Judge Henry Hudson’s ruling that the individual mandate to require the purchase of health insurance is unconstitutional will make the unpopular new health law even more unpopular by making its impact worse than originally anticipated. If Judge Hudson’s narrow ruling is upheld by the Supreme Court and nothing happens to change the current law — always a safe assumption given our sclerotic system — the mandate will go away, leaving the rest of the problematic legislation behind, with potentially disastrous effects.

Last June, the Congressional Budget Office prepared an analysis of the impact of the removal of just the individual mandate. According to the CBO, the elimination of the mandate would increase the number of uninsured compared to current expectations. Many people fail to realize this, but the new law, for all its spending and bureaucratic machinations, would not eliminate the problem of the uninsured even with the mandate. Per CBO, there are likely to be 23 million uninsured residents in 2019 under the new law.

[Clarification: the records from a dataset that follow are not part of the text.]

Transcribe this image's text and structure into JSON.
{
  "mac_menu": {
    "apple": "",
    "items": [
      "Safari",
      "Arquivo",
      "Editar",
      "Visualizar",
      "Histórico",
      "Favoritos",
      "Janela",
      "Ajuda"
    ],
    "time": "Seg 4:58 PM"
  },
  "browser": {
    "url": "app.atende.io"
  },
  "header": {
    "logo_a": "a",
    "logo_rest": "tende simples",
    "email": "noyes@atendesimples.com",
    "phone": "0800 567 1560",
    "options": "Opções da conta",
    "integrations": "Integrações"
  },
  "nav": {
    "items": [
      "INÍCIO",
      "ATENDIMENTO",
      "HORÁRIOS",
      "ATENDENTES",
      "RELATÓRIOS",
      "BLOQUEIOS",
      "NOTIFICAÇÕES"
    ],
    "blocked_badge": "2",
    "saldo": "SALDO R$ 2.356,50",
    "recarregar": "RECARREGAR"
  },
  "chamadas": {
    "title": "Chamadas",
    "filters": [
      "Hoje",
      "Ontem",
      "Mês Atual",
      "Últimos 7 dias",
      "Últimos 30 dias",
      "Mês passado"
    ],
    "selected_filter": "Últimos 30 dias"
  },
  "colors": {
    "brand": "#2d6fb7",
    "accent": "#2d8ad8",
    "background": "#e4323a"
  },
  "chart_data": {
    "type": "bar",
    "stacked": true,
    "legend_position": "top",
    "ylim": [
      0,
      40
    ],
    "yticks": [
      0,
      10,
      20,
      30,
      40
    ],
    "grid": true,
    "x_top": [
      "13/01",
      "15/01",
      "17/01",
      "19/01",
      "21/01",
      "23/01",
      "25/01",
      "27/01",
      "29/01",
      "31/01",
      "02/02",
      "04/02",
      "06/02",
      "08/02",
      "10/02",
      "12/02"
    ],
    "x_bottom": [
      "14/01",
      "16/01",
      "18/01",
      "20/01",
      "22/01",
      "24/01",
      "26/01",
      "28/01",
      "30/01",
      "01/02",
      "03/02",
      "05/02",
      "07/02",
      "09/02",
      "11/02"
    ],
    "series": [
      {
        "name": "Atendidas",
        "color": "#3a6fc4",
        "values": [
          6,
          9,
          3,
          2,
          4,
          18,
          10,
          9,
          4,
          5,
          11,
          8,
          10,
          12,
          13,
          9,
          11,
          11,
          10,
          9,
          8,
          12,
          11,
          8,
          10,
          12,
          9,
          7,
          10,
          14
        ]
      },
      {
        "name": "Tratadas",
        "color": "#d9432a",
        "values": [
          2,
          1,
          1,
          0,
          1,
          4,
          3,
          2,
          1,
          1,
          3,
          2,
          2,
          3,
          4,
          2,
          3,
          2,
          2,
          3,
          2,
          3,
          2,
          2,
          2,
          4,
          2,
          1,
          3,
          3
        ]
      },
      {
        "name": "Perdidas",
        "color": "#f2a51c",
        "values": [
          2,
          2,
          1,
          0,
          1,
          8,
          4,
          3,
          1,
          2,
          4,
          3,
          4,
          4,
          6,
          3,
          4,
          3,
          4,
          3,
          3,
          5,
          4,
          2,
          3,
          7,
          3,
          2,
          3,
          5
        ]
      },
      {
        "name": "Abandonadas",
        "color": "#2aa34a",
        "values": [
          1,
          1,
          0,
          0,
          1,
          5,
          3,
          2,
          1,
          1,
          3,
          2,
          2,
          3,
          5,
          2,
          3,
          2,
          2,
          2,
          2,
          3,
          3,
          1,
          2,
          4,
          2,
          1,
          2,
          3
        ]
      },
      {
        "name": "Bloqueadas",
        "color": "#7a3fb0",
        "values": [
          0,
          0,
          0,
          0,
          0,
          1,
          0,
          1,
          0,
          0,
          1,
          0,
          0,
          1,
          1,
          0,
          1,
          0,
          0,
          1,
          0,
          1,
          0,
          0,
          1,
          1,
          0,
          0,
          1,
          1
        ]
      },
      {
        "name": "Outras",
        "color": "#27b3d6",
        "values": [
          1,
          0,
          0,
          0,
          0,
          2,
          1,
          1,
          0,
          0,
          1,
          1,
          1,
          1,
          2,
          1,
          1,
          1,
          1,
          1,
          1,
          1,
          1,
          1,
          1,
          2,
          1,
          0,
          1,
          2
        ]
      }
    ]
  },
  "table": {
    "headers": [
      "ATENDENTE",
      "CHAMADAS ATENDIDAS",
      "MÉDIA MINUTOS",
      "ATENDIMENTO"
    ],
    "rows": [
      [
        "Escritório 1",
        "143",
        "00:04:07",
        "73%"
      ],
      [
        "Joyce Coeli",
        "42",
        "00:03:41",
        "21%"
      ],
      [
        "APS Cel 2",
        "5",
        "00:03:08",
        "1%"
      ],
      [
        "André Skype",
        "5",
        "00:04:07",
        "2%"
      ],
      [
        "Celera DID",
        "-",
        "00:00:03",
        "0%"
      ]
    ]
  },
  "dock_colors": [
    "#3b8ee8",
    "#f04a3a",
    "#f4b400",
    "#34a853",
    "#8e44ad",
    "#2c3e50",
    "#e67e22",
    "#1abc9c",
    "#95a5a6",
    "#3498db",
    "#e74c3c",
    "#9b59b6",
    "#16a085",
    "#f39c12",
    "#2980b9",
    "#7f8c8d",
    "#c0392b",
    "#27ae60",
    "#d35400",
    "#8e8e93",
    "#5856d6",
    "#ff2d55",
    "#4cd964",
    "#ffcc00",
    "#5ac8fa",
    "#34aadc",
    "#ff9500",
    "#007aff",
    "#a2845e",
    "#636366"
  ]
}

If the mandate were to go away, this number of uninsured would increase even further, to 39 million in 2019. The 16 million additional uninsured people would come from a mix of fewer people getting Medicaid, coverage in the individual mandate, or exchange coverage.

In addition, the loss of the mandate coupled with the new regulatory burdens that the law imposes on insurance companies, would lead to significant health insurance premium increases. This is because of adverse selection — healthier uninsured people who are not forced to purchase or procure insurance will not do so, while less healthy people will take advantage of the government subsidies and new requirements that insurers take all comers and purchase insurance. Insurers will as a result have to cover a less healthy pool of individuals, which will lead to increased premiums. As CBO puts it, “This adverse selection would increase premiums for new non-group policies (purchased either in the exchanges or directly from insurers in the non-group market) by an estimated 15 to 20 percent relative to current law.”

These changes would also reduce the cost of the new law. According to CBO, the mandate-less version of the Obama health law would shrink the deficit by $252 billion over the period from 2011-2020, largely because fewer people would take up government subsidized health offerings, be they from the expansion of Medicaid or the new exchanges. But the law would still be hugely expensive, and would not have that much of an impact on the number of uninsured, which was after all its primary selling point. It certainly would not “bend the cost curve down,” an old selling point that has largely disappeared from Democratic rhetoric.

In a nutshell, the result would be some decrease in the cost to government, fewer people covered than projected, and increased premium costs to individuals. The lower cost will not be felt directly, but the increased premiums and higher number of uninsured will. The judge’s ruling makes the already unsustainable legislation even less sustainable, from both an economic and a political perspective.